Add 9 to both sides of the equation.

-2x^{2}+2\sqrt{10}x=-\left(-9\right)

Subtracting -9 from itself leaves 0.

-2x^{2}+2\sqrt{10}x=9

Subtract -9 from 0.

\frac{-2x^{2}+2\sqrt{10}x}{-2}=\frac{9}{-2}

Divide both sides by -2.

x^{2}+\frac{2\sqrt{10}}{-2}x=\frac{9}{-2}

Dividing by -2 undoes the multiplication by -2.

x^{2}+\left(-\sqrt{10}\right)x=\frac{9}{-2}

Divide 2\sqrt{10} by -2.

x^{2}+\left(-\sqrt{10}\right)x=-\frac{9}{2}

Divide 9 by -2.

x^{2}+\left(-\sqrt{10}\right)x+\left(-\frac{\sqrt{10}}{2}\right)^{2}=-\frac{9}{2}+\left(-\frac{\sqrt{10}}{2}\right)^{2}

Divide -\sqrt{10}, the coefficient of the x term, by 2 to get -\frac{\sqrt{10}}{2}. Then add the square of -\frac{\sqrt{10}}{2} to both sides of the equation.

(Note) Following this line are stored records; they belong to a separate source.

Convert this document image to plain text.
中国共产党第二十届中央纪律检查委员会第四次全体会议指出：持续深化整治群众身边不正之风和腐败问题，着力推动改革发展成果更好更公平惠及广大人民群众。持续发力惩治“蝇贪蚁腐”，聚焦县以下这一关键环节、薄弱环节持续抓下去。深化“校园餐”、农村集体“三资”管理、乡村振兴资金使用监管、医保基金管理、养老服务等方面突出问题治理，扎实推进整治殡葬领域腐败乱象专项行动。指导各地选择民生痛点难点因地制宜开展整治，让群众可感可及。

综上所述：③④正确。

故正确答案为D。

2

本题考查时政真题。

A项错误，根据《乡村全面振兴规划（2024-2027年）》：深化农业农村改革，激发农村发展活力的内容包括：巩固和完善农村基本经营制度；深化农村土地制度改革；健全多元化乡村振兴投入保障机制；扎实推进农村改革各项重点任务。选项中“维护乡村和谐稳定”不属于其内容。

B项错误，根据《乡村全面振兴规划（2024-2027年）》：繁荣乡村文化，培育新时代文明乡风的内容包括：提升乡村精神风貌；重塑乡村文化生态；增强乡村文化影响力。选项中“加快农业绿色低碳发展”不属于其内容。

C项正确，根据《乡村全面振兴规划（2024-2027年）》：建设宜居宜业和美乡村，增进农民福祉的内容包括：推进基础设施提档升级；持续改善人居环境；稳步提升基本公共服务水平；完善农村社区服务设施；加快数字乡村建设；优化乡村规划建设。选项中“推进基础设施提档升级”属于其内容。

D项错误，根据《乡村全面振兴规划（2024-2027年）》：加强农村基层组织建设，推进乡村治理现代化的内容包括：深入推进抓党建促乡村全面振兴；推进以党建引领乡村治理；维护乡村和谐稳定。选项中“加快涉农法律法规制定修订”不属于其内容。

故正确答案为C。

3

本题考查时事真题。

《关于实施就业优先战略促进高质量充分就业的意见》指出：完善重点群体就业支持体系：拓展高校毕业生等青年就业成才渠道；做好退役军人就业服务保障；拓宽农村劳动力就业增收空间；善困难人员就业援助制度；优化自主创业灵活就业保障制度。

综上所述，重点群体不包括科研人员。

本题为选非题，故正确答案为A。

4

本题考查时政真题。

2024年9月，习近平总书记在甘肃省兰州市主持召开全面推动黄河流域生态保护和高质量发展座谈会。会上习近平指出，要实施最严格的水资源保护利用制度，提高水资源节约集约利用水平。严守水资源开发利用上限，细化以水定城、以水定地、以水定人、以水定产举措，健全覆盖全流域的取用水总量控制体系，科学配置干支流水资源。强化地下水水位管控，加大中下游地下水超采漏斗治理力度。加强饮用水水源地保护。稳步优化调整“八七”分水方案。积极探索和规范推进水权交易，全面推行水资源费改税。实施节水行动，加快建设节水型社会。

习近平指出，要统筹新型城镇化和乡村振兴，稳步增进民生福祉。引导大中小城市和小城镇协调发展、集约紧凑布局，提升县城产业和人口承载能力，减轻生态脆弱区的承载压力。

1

This step makes the left hand side of the equation a perfect square.

x^{2}+\left(-\sqrt{10}\right)x+\frac{5}{2}=\frac{-9+5}{2}

Square -\frac{\sqrt{10}}{2}.

x^{2}+\left(-\sqrt{10}\right)x+\frac{5}{2}=-2

Add -\frac{9}{2} to \frac{5}{2} by finding a common denominator and adding the numerators. Then reduce the fraction to lowest terms if possible.

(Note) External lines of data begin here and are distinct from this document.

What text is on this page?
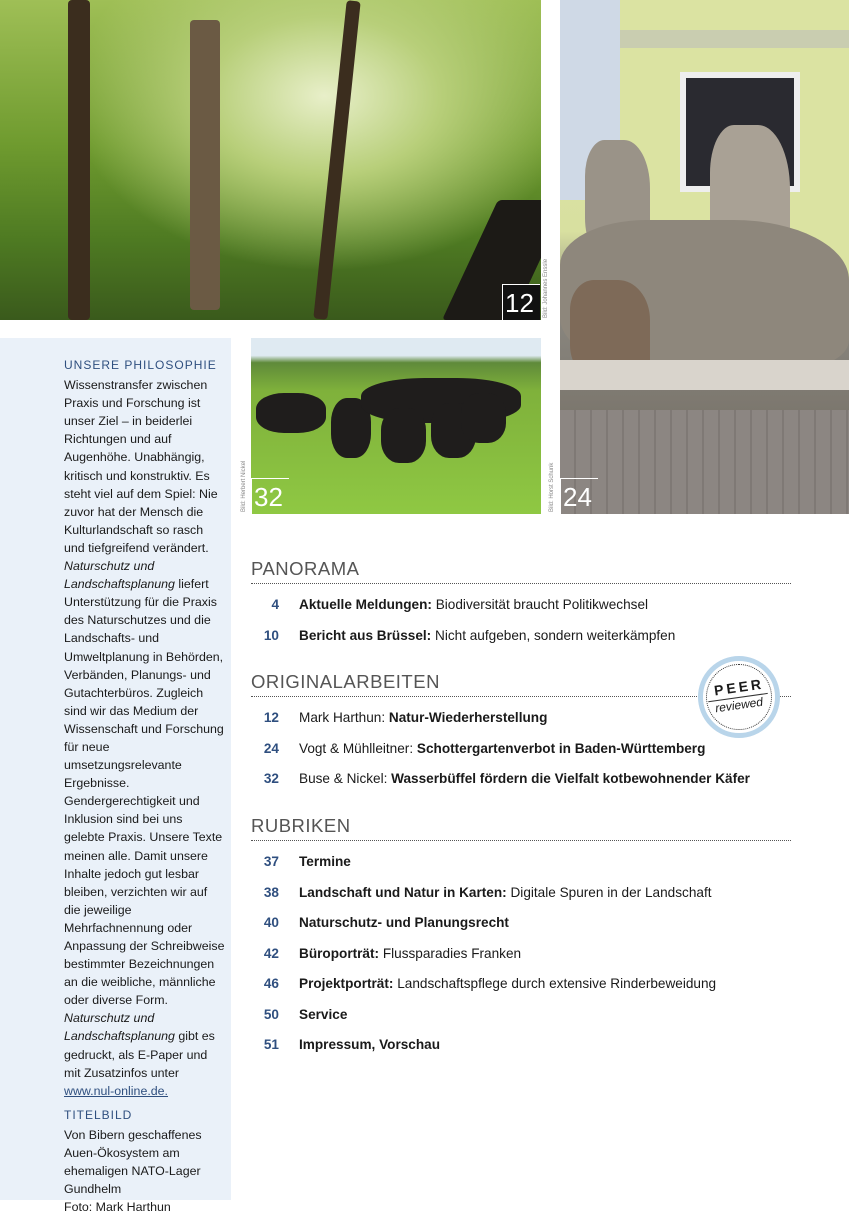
12	Bild: Johannes Enssle
24
Bild: Horst Schunk
32
Bild: Herbert Nickel
UNSERE PHILOSOPHIE

Wissenstransfer zwischen Praxis und Forschung ist unser Ziel – in beiderlei Richtungen und auf Augenhöhe. Unabhängig, kritisch und konstruktiv. Es steht viel auf dem Spiel: Nie zuvor hat der Mensch die Kulturlandschaft so rasch und tiefgreifend verändert. Naturschutz und Landschaftsplanung liefert Unterstützung für die Praxis des Naturschutzes und die Landschafts- und Umweltplanung in Behörden, Verbänden, Planungs- und Gutachterbüros. Zugleich sind wir das Medium der Wissenschaft und Forschung für neue umsetzungsrelevante Ergebnisse. Gendergerechtigkeit und Inklusion sind bei uns gelebte Praxis. Unsere Texte meinen alle. Damit unsere Inhalte jedoch gut lesbar bleiben, verzichten wir auf die jeweilige Mehrfachnennung oder Anpassung der Schreibweise bestimmter Bezeichnungen an die weibliche, männliche oder diverse Form. Naturschutz und Landschaftsplanung gibt es gedruckt, als E-Paper und mit Zusatzinfos unter www.nul-online.de.

TITELBILD

Von Bibern geschaffenes Auen-Ökosystem am ehemaligen NATO-Lager Gundhelm
Foto: Mark Harthun

PANORAMA
4 Aktuelle Meldungen: Biodiversität braucht Politikwechsel
10 Bericht aus Brüssel: Nicht aufgeben, sondern weiterkämpfen
ORIGINALARBEITEN
12 Mark Harthun: Natur-Wiederherstellung
24 Vogt & Mühlleitner: Schottergartenverbot in Baden-Württemberg
32 Buse & Nickel: Wasserbüffel fördern die Vielfalt kotbewohnender Käfer
RUBRIKEN
37 Termine
38 Landschaft und Natur in Karten: Digitale Spuren in der Landschaft
40 Naturschutz- und Planungsrecht
42 Büroporträt: Flussparadies Franken
46 Projektporträt: Landschaftspflege durch extensive Rinderbeweidung
50 Service
51 Impressum, Vorschau
PEER
reviewed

\left(x-\frac{\sqrt{10}}{2}\right)^{2}=-2

Factor x^{2}+\left(-\sqrt{10}\right)x+\frac{5}{2}. In general, when x^{2}+bx+c is a perfect square, it can always be factored as \left(x+\frac{b}{2}\right)^{2}.

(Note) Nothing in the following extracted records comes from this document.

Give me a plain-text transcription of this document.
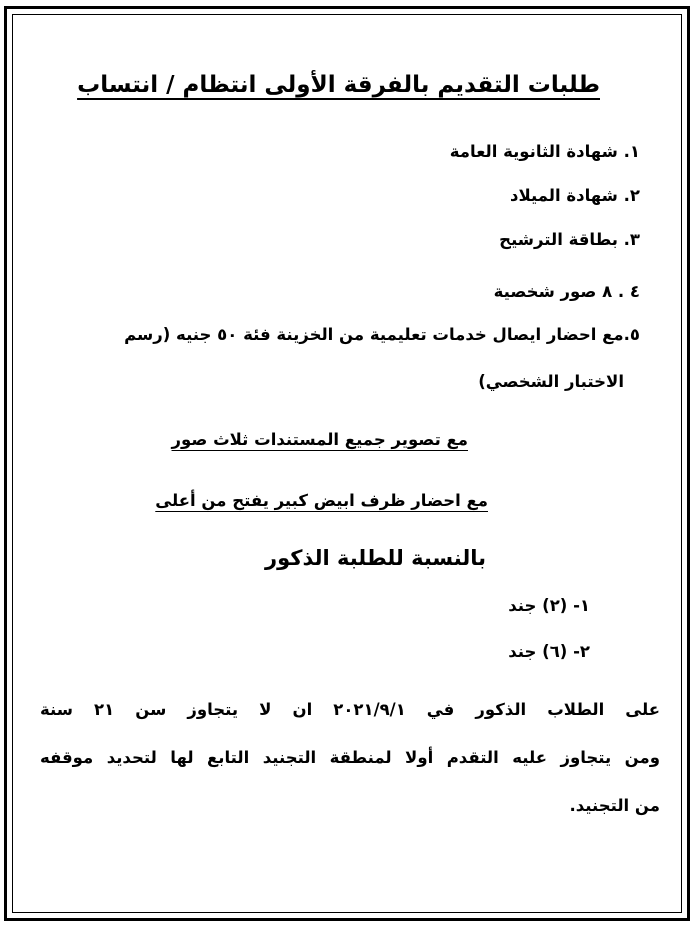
طلبات التقديم بالفرقة الأولى انتظام / انتساب
١. شهادة الثانوية العامة
٢. شهادة الميلاد
٣. بطاقة الترشيح
٤ . ٨ صور شخصية
٥.مع احضار ايصال خدمات تعليمية من الخزينة فئة ٥٠ جنيه (رسم
الاختبار الشخصي)
مع تصوير جميع المستندات ثلاث صور
مع احضار ظرف ابيض كبير يفتح من أعلى
بالنسبة للطلبة الذكور
١- (٢) جند
٢- (٦) جند
على الطلاب الذكور في ٢٠٢١/٩/١ ان لا يتجاوز سن ٢١ سنة
ومن يتجاوز عليه التقدم أولا لمنطقة التجنيد التابع لها لتحديد موقفه
من التجنيد.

\sqrt{\left(x-\frac{\sqrt{10}}{2}\right)^{2}}=\sqrt{-2}

Take the square root of both sides of the equation.

x-\frac{\sqrt{10}}{2}=\sqrt{2}i x-\frac{\sqrt{10}}{2}=-\sqrt{2}i

Simplify.

x=\frac{\sqrt{10}}{2}+\sqrt{2}i x=-\sqrt{2}i+\frac{\sqrt{10}}{2}

Add \frac{\sqrt{10}}{2} to both sides of the equation.